Я наконец решил подняться наверх, но, уже проходя в ворота, вдруг увидел, что на камне под стеной, выходящей к лесу, сидит какая-то женщина. Обхватив голову руками, она качалась из стороны в сторону, и, должно быть, глаза ее были закрыты, так как она не замечала меня. На ней было синее шерстяное платье, шляпка лежала рядом на земле, и растрепавшиеся темные волосы прядями падали на лоб и щеки. На лице женщины, опухшем и раскрасневшемся, застыла растерянность, сквозь которую пробивалось сильное возбуждение. Печально видеть лицо, когда-то прекрасное, но огрубевшее, обезображенное жизнью и сильными страстями. Платье, шляпа, прическа этой женщины имели городской вид, и было в них то неуловимое, что отличает женщину, чье ремесло — охота на мужчин. Но вместе с тем чувствовалось, что она не всегда была городской жительницей и выросла где-нибудь на деревенском приволье.

Увидеть в лесной глуши, среди дикой природы картину столь исступленного женского горя случается так редко, что невозможно остаться к нему равнодушным. И я стоял, не зная, что же делать. А женщина все качалась, да так порывисто, что трещал ее корсаж, и тихо стонала. Вдруг она склонилась головой к коленям, руки ее повисли, это было похоже на обморок. Как я мог оставить ее в таком состоянии и пройти мимо? Но, угадывая, что тут не одни только физические страдания, я боялся оказаться назойливым.
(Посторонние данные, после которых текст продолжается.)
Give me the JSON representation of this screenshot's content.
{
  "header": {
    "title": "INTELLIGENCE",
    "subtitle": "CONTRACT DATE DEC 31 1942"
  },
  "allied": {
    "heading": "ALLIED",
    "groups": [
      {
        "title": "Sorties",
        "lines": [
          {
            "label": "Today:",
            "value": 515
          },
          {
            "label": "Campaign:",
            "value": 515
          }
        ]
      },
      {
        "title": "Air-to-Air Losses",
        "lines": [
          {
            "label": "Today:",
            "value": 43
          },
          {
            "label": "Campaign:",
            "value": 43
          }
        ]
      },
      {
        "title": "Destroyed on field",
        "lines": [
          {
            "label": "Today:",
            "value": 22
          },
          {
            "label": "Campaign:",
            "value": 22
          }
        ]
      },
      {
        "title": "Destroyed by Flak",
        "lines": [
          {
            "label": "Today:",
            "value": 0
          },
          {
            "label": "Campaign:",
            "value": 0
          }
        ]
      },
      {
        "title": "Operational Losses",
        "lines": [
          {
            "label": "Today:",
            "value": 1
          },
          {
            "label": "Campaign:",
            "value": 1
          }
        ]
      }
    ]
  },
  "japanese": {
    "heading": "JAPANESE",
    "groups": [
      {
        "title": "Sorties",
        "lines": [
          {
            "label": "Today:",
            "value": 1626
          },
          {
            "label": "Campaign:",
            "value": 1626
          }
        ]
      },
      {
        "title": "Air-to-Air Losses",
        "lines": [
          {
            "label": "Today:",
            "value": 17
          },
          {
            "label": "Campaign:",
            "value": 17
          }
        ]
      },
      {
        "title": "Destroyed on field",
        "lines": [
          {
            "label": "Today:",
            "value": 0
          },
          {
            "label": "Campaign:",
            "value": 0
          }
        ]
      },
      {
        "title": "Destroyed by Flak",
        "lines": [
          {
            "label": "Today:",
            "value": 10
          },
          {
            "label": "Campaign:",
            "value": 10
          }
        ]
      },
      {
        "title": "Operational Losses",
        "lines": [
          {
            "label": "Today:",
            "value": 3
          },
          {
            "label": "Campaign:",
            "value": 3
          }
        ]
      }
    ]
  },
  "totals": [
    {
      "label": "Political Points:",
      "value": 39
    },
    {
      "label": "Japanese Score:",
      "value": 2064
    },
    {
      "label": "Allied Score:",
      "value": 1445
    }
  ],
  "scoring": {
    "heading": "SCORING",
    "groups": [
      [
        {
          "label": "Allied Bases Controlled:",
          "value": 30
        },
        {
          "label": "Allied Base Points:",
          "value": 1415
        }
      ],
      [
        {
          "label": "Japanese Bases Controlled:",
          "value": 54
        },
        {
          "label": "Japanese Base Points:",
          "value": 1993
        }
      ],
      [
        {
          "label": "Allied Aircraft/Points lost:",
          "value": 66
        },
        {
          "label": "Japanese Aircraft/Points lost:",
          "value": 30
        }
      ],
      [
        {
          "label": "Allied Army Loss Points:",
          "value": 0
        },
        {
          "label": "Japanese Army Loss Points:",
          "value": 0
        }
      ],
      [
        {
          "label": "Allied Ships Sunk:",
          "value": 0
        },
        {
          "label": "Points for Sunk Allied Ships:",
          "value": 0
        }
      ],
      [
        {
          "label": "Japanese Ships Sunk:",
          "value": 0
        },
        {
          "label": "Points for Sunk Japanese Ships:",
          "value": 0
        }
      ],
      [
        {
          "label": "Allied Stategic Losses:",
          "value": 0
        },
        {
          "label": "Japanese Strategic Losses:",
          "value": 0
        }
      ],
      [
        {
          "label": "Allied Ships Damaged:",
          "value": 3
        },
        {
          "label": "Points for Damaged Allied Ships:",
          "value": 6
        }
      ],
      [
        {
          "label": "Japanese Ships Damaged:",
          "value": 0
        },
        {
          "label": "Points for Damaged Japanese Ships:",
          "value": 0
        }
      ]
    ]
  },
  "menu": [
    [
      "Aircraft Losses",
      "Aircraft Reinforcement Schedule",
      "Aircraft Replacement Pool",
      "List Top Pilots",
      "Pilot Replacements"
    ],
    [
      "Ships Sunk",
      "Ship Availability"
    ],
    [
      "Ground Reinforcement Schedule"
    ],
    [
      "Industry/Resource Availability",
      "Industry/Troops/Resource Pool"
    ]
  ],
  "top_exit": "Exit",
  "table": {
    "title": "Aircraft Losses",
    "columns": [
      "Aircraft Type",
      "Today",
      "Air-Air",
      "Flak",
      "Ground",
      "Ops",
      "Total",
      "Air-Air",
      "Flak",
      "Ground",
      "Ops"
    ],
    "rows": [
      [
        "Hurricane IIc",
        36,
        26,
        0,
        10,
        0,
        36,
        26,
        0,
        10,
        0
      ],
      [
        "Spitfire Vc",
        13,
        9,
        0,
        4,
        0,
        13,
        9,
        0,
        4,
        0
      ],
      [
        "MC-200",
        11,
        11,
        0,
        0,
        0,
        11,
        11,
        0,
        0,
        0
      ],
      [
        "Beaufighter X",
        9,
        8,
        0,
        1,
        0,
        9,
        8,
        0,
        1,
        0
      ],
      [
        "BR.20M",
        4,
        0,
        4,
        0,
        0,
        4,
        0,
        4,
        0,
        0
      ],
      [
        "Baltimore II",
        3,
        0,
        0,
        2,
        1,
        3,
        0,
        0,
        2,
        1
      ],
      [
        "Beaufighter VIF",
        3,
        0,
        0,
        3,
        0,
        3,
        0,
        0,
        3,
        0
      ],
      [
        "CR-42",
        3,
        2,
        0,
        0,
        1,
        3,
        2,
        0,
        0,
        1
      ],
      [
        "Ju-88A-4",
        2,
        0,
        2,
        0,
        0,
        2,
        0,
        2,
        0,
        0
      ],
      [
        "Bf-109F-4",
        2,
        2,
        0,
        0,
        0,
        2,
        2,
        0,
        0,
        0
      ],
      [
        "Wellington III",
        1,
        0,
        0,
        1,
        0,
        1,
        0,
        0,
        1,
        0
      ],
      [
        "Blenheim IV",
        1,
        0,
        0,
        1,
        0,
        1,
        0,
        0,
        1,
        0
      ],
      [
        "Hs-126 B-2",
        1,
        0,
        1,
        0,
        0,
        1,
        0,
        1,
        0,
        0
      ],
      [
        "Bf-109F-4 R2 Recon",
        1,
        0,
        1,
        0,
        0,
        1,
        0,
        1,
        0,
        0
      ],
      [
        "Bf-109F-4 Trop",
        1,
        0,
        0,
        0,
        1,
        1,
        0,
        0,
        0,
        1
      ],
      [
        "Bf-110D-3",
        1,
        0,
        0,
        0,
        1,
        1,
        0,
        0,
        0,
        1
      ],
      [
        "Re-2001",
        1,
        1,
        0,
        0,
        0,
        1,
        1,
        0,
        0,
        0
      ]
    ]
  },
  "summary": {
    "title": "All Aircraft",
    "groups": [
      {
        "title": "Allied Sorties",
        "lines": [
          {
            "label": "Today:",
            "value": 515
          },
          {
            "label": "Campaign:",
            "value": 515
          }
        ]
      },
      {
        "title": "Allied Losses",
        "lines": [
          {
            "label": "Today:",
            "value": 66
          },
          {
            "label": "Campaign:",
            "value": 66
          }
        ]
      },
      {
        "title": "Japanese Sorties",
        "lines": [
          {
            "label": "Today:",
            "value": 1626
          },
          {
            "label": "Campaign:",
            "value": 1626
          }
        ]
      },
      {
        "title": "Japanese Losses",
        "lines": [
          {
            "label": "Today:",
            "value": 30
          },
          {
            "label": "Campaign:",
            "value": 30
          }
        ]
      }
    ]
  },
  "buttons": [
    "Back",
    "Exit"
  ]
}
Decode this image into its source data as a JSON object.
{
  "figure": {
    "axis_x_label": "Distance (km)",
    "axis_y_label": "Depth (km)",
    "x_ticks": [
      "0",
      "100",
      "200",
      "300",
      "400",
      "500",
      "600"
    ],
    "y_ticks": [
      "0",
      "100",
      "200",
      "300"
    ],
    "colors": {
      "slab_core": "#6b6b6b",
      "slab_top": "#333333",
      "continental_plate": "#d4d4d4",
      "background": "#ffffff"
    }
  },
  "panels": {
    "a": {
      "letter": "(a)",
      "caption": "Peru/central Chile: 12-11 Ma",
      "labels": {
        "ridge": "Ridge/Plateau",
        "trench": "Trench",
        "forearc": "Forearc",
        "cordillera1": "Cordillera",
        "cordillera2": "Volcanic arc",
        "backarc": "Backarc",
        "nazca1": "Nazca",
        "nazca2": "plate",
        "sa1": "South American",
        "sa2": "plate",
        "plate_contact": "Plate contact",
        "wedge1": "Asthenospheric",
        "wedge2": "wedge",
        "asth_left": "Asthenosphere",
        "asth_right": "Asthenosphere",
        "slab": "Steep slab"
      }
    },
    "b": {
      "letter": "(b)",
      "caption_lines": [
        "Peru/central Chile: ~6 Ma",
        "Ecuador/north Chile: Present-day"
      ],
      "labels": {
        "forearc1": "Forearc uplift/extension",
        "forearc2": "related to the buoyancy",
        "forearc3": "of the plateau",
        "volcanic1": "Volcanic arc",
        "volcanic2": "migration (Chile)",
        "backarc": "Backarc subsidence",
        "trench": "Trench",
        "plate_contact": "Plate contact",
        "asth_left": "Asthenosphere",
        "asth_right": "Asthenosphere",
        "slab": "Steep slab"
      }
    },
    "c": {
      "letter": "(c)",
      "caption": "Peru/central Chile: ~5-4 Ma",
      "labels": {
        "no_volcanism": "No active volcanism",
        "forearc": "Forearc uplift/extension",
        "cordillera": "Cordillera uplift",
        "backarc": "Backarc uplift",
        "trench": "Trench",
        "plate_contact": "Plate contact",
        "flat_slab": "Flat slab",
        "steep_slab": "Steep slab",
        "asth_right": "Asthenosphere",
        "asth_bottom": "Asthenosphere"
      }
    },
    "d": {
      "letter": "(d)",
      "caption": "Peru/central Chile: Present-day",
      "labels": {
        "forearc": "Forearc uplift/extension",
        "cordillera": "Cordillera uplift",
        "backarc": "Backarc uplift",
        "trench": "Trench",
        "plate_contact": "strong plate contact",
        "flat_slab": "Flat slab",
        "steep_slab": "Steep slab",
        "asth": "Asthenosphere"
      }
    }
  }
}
В такой-то нерешимости я стоял на месте и наблюдал за незнакомкой. Этот уголок был надежно защищен от ветра, солнце грело почти по-летнему, и в минуты затишья сюда доносился запах горящего дрока.

Целых три минуты женщина не шевелилась. Я уже начал думать, что она действительно в обмороке, и подошел к ней. От поникшего тела веяло жаром. Я уловил приторный запах дешевой пудры, увидел следы румян на щеках, хотя восточный ветер уже отчасти стер их. От этих накрашенных щек словно исходил дерзкий вызов, но как он не вязался с ее унылым видом! Она дышала неровно и тяжело.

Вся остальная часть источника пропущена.